Direktur Eksekutif Indikator Politik Indonesia Burhanuddin Muhtadi mengatakan dari hasil survei yang dilakukan pihaknya, ada sebanyak 91,8% masyarakat mengetahui mengenai kebijakan PPKM Darurat dalam upaya pemerintah menekan penularan Covid-19.
Lalu, ketika ditanyakan apakah setuju PPKM dikeluarkan pemerintah, sebanyak 51,4% masyarakat menyatakan setuju dan 45% menyatakan tidak setuju.
“Jadi ini menunjukkan bahwa masyarakat ketika ditanya soal PPKM, setuju atau tidak setuju, yang mereka pahami itu dimensi ekonominya. Tetapi mereka tidak menolak bahwa PPKM mempunyai efek positif dari dimensi kesehatan,” kata Burhanuddin Muhtadi dalam acara Rilis Temuan Survei Nasional: “Evaluasi Publik terhadap Penanganan Pandemi, Pelaksanaan Demokrasi dan Isu-isu Terkini”, Minggu (26/9).
Hasil positif juga diberikan masyarakat ketika ditanyakan PPKM berhasil mengurangi tingkat penularan Covid-19, sebanyak 60,3% percaya dan 4,6% sangat percaya. Sedangkan yang kurang percaya sebanyak 27,6% dan tidak percaya sama sekali sebanyak 1,6 percaya.
Bahkan ada sebanyak 57,2% masyarakat yang percaya dan 4,4% yang sangat percaya PPKM mampu mengurangi angka kematian. Sedangkan hanya 27,2% yang kurang percaya dan 2,4% yang tidak percaya sama sekali PPKM dapat mengurangi angka kematian Covid-19.
Namun meski mayoritas masyarakat mendukung pelaksanaan PPKM, tetapi sebanyak 64,3% masyarakat dari Sabang sampai Merauke menyatakan tidak setuju sama sekali atau kurang setuju PPKM diperpanjang. Hanya 26% yang menyatakan setuju.
“Bagi masyarakat yang setuju diperpanjang, sebagian besar alasannya kesehatan, memutus mata rantai penularan, mengurangi tingkat kematian. Sementara, bagi masyarakat yang tidak setuju, sebagian besar alasannya ekonomi, mata pencaharian atau pendapatan berkurang.
“Jadi mereka mengapresiasi kinerja pemerintah dalam melakukan PPKM tapi di sisi lain pemerintah tidak mampu untuk memenuhi kebutuhan pokok masyarakat ketika mereka diminta untuk stay at home. Jadi kalau tidak mampu untuk memenuhi kebutuhan masyarakat terutama kelas menengah bawah ya jangan dilarang mereka untuk bekerja di luar rumah,” terang Burhanuddin Muhtadi.

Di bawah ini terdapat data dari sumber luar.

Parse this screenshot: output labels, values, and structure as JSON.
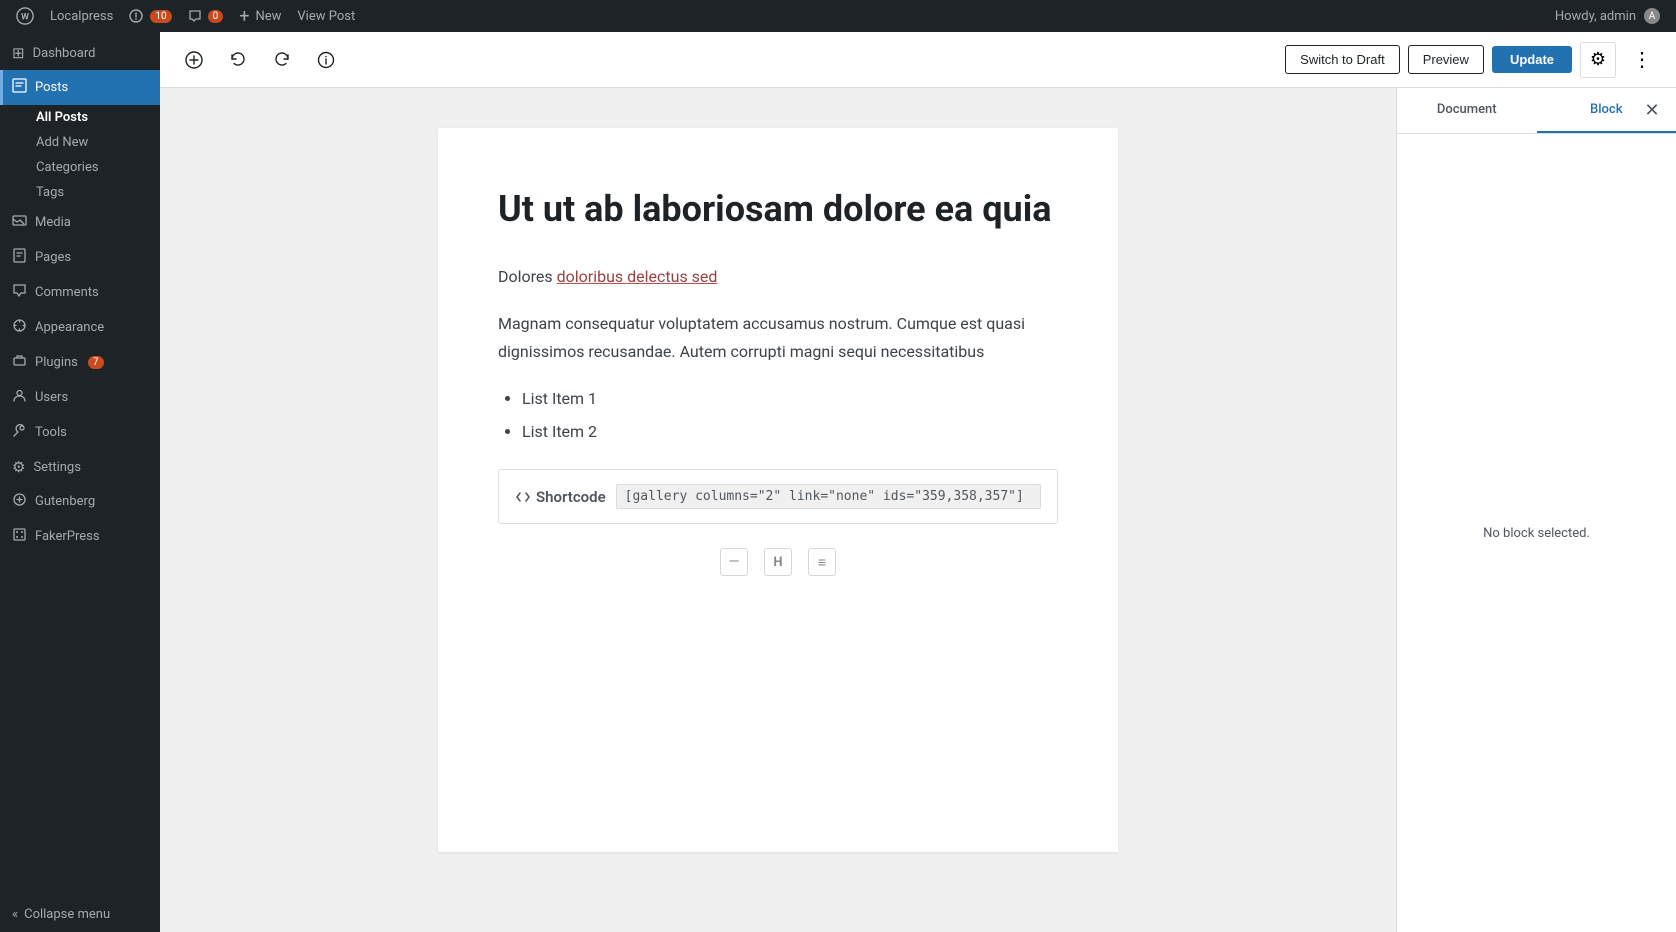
{
  "adminbar": {
    "site_name": "Localpress",
    "updates_count": "10",
    "comments_label": "0",
    "new_label": "New",
    "view_post_label": "View Post",
    "howdy_label": "Howdy, admin"
  },
  "sidebar": {
    "dashboard_label": "Dashboard",
    "posts_label": "Posts",
    "posts_submenu": {
      "all_posts": "All Posts",
      "add_new": "Add New",
      "categories": "Categories",
      "tags": "Tags"
    },
    "media_label": "Media",
    "pages_label": "Pages",
    "comments_label": "Comments",
    "appearance_label": "Appearance",
    "plugins_label": "Plugins",
    "plugins_badge": "7",
    "users_label": "Users",
    "tools_label": "Tools",
    "settings_label": "Settings",
    "gutenberg_label": "Gutenberg",
    "fakerpress_label": "FakerPress",
    "collapse_label": "Collapse menu"
  },
  "toolbar": {
    "switch_to_draft_label": "Switch to Draft",
    "preview_label": "Preview",
    "update_label": "Update"
  },
  "panel": {
    "document_tab": "Document",
    "block_tab": "Block",
    "no_block_msg": "No block selected."
  },
  "post": {
    "title": "Ut ut ab laboriosam dolore ea quia",
    "paragraph1_text": "Dolores ",
    "paragraph1_link": "doloribus delectus sed",
    "paragraph2": "Magnam consequatur voluptatem accusamus nostrum. Cumque est quasi dignissimos recusandae. Autem corrupti magni sequi necessitatibus",
    "list_item_1": "List Item 1",
    "list_item_2": "List Item 2",
    "shortcode_label": "Shortcode",
    "shortcode_value": "[gallery columns=\"2\" link=\"none\" ids=\"359,358,357\"]"
  },
  "colors": {
    "accent": "#2271b1",
    "adminbar_bg": "#1d2327",
    "sidebar_bg": "#1d2327",
    "active_tab": "#2271b1"
  },
  "icons": {
    "add_icon": "+",
    "undo_icon": "↩",
    "redo_icon": "↪",
    "info_icon": "ⓘ",
    "gear_icon": "⚙",
    "more_icon": "⋮",
    "close_icon": "✕",
    "bracket_icon": "<>",
    "dash_icon": "—",
    "heading_icon": "H",
    "list_icon": "≡",
    "dashboard_icon": "⊞",
    "posts_icon": "📝",
    "media_icon": "🖼",
    "pages_icon": "📄",
    "comments_icon": "💬",
    "appearance_icon": "🎨",
    "plugins_icon": "🔌",
    "users_icon": "👤",
    "tools_icon": "🔧",
    "settings_icon": "⚙",
    "collapse_icon": "«"
  }
}
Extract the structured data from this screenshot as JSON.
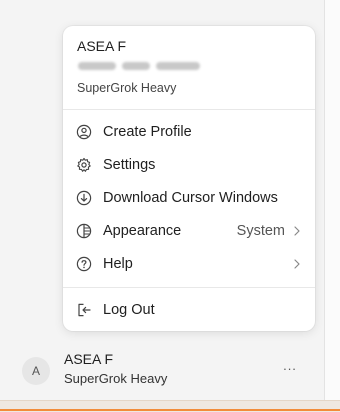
{
  "menu": {
    "user_name": "ASEA F",
    "plan": "SuperGrok Heavy",
    "items": [
      {
        "label": "Create Profile",
        "icon": "user-circle-icon"
      },
      {
        "label": "Settings",
        "icon": "gear-icon"
      },
      {
        "label": "Download Cursor Windows",
        "icon": "download-circle-icon"
      },
      {
        "label": "Appearance",
        "icon": "appearance-icon",
        "value": "System"
      },
      {
        "label": "Help",
        "icon": "help-circle-icon"
      },
      {
        "label": "Log Out",
        "icon": "logout-icon"
      }
    ]
  },
  "account": {
    "initial": "A",
    "name": "ASEA F",
    "plan": "SuperGrok Heavy",
    "more": "..."
  },
  "colors": {
    "accent_bottom": "#f28c3a",
    "menu_bg": "#ffffff",
    "page_bg": "#f4f4f4"
  }
}
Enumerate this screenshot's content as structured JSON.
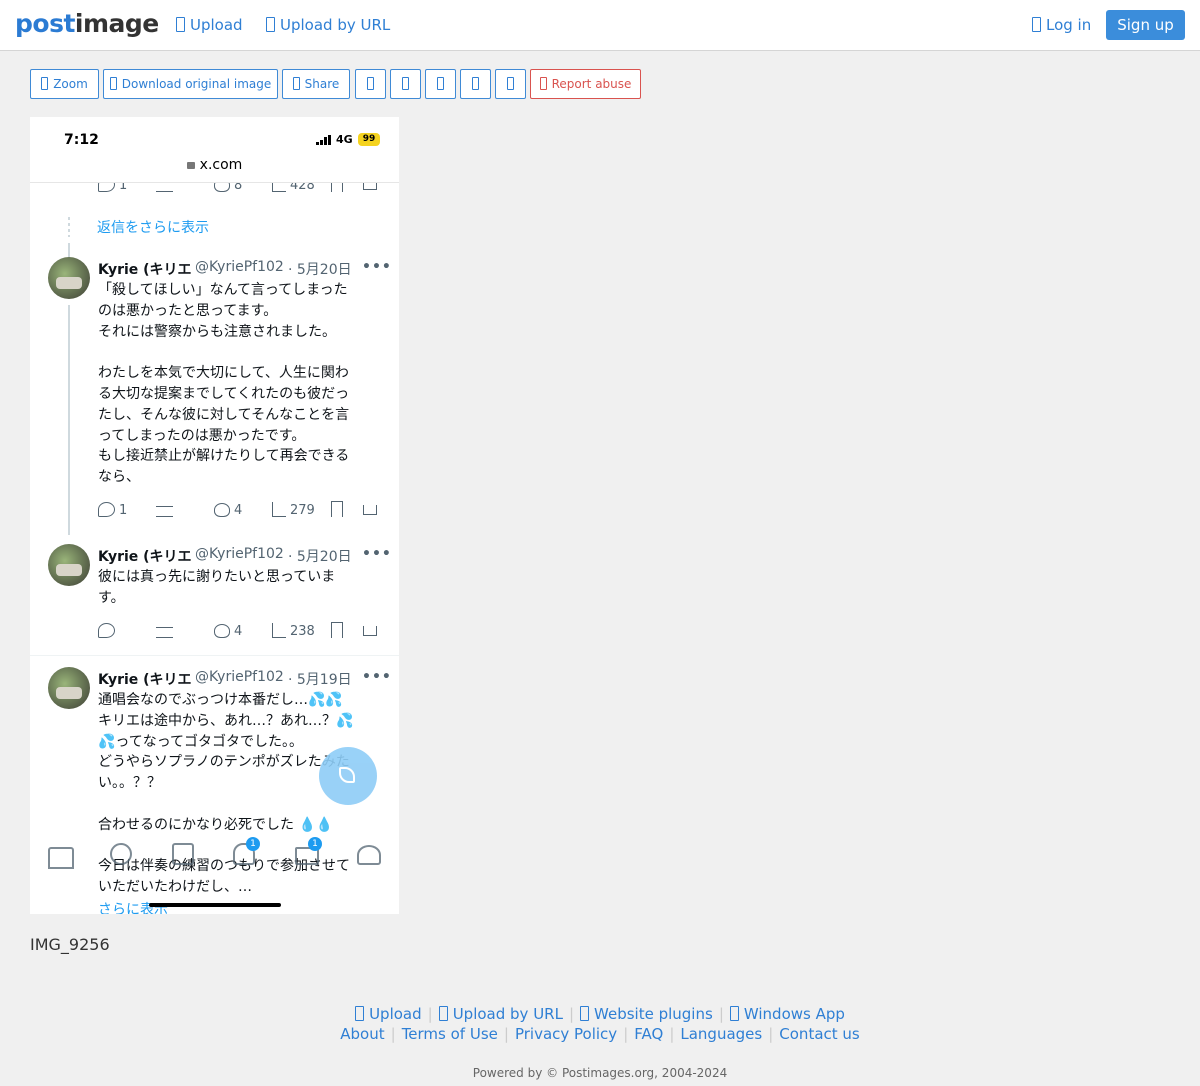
{
  "site": {
    "logo_part1": "post",
    "logo_part2": "image",
    "nav": {
      "upload": "Upload",
      "upload_by_url": "Upload by URL",
      "login": "Log in",
      "signup": "Sign up"
    },
    "accent_color": "#3b8ddb"
  },
  "toolbar": {
    "zoom": "Zoom",
    "download": "Download original image",
    "share": "Share",
    "report": "Report abuse"
  },
  "image": {
    "caption": "IMG_9256",
    "status_bar": {
      "time": "7:12",
      "network": "4G",
      "battery": "99",
      "url": "x.com"
    },
    "top_actions": {
      "replies": "1",
      "likes": "8",
      "views": "428"
    },
    "more_replies_link": "返信をさらに表示",
    "tweets": [
      {
        "name": "Kyrie (キリエ",
        "handle": "@KyriePf102",
        "date": "· 5月20日",
        "lines": [
          "「殺してほしい」なんて言ってしまった",
          "のは悪かったと思ってます。",
          "それには警察からも注意されました。",
          "",
          "わたしを本気で大切にして、人生に関わ",
          "る大切な提案までしてくれたのも彼だっ",
          "たし、そんな彼に対してそんなことを言",
          "ってしまったのは悪かったです。",
          "もし接近禁止が解けたりして再会できる",
          "なら、"
        ],
        "replies": "1",
        "likes": "4",
        "views": "279"
      },
      {
        "name": "Kyrie (キリエ",
        "handle": "@KyriePf102",
        "date": "· 5月20日",
        "lines": [
          "彼には真っ先に謝りたいと思っていま",
          "す。"
        ],
        "replies": "",
        "likes": "4",
        "views": "238"
      },
      {
        "name": "Kyrie (キリエ",
        "handle": "@KyriePf102",
        "date": "· 5月19日",
        "lines": [
          "通唱会なのでぶっつけ本番だし…💦💦",
          "キリエは途中から、あれ…？あれ…？💦",
          "💦ってなってゴタゴタでした。。",
          "どうやらソプラノのテンポがズレたみた",
          "い。。？？",
          "",
          "合わせるのにかなり必死でした 💧💧",
          "",
          "今日は伴奏の練習のつもりで参加させて",
          "いただいたわけだし、…"
        ],
        "show_more": "さらに表示"
      }
    ],
    "tab_badges": {
      "notifications": "1",
      "messages": "1"
    }
  },
  "footer": {
    "row1": [
      "Upload",
      "Upload by URL",
      "Website plugins",
      "Windows App"
    ],
    "row2": [
      "About",
      "Terms of Use",
      "Privacy Policy",
      "FAQ",
      "Languages",
      "Contact us"
    ],
    "powered": "Powered by © Postimages.org, 2004-2024"
  }
}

Burhanuddin melanjutkan, bila dilihat dari segmen demografi, kelompok yang menyatakan tidak setuju dengan kebijakan PPKM Darurat lebih banyak dari kelompok laki-laki, usia cenderung lebih muda, etnis Betawi, Minang, Bugis dan Melayu, pendidikan dan pendapatan semakin rendah, kalangan kerah biru, warga perkotaan, wilayah Sumatera, DKI, Jateng DIY dan Kalimantan, dan yang cenderung tidak puas atas kinerja Presiden.

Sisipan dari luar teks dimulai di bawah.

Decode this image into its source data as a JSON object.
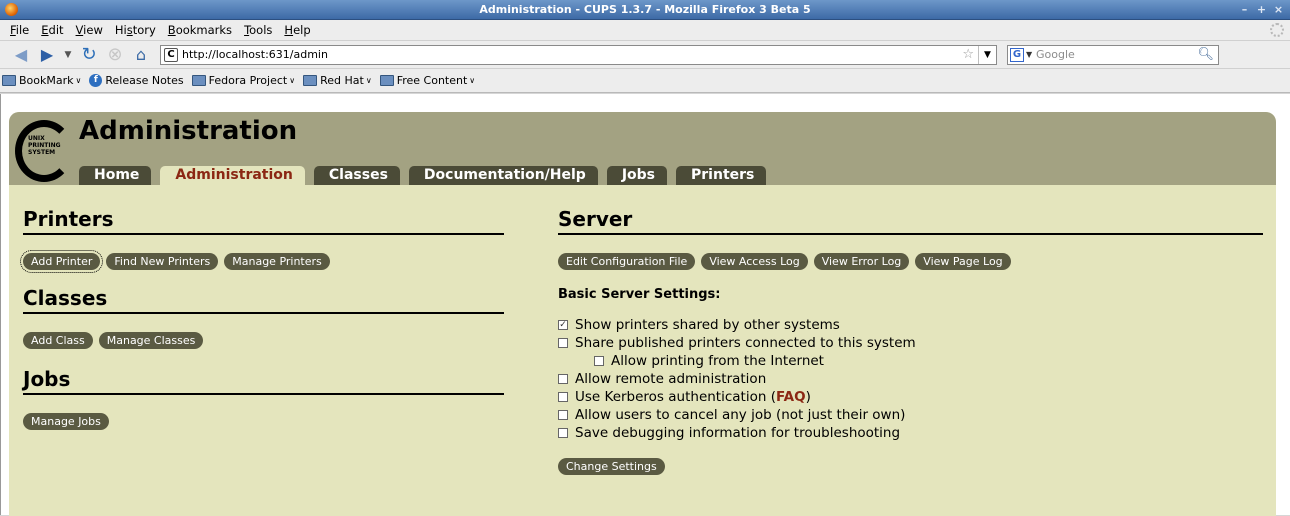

“Kebanyakan warga percaya kebijakan PPKM Darurat berhasil mengurangi resiko tertular dan kematian akibat wabah, kecuali kelompok etnis Minang dan Melayu, profesi lainnya, dan terutama di wilayah DKI dan Kalimantan. Sementara dukungan agar PPKM Darurat diperpanjang, mayoritas hampir di tiap kelompok sosio-demografi warga tidak setuju, kecuali warga wilayah Maluku Papua,” jelas Burhanuddin Muhtadi.

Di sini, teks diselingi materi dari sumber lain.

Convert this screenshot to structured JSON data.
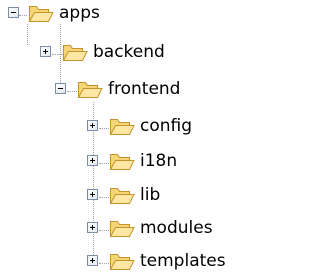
{
  "tree": {
    "root": {
      "label": "apps",
      "expanded": true,
      "icon": "folder-open-icon"
    },
    "children": [
      {
        "label": "backend",
        "expanded": false,
        "icon": "folder-open-icon"
      },
      {
        "label": "frontend",
        "expanded": true,
        "icon": "folder-open-icon",
        "children": [
          {
            "label": "config",
            "expanded": false,
            "icon": "folder-open-icon"
          },
          {
            "label": "i18n",
            "expanded": false,
            "icon": "folder-open-icon"
          },
          {
            "label": "lib",
            "expanded": false,
            "icon": "folder-open-icon"
          },
          {
            "label": "modules",
            "expanded": false,
            "icon": "folder-open-icon"
          },
          {
            "label": "templates",
            "expanded": false,
            "icon": "folder-open-icon"
          }
        ]
      }
    ]
  },
  "colors": {
    "folder_fill": "#f7d87a",
    "folder_stroke": "#c4932b",
    "connector": "#a0a0a0",
    "expander_border": "#7a8ea8"
  }
}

Selanjutnya, ada sebanyak 58,2% masyarakat menyatakan pembatasan kegiatan masyarakat sangat merugikan ekonomi rakyat sehingga kondisi perekonomian semakin sulit untuk bangkit kembali. Lalu ada 31,3% yang menyatakan PPKM bertujuan untuk memutus mata rantai penularan virus Covid-19.(Bes).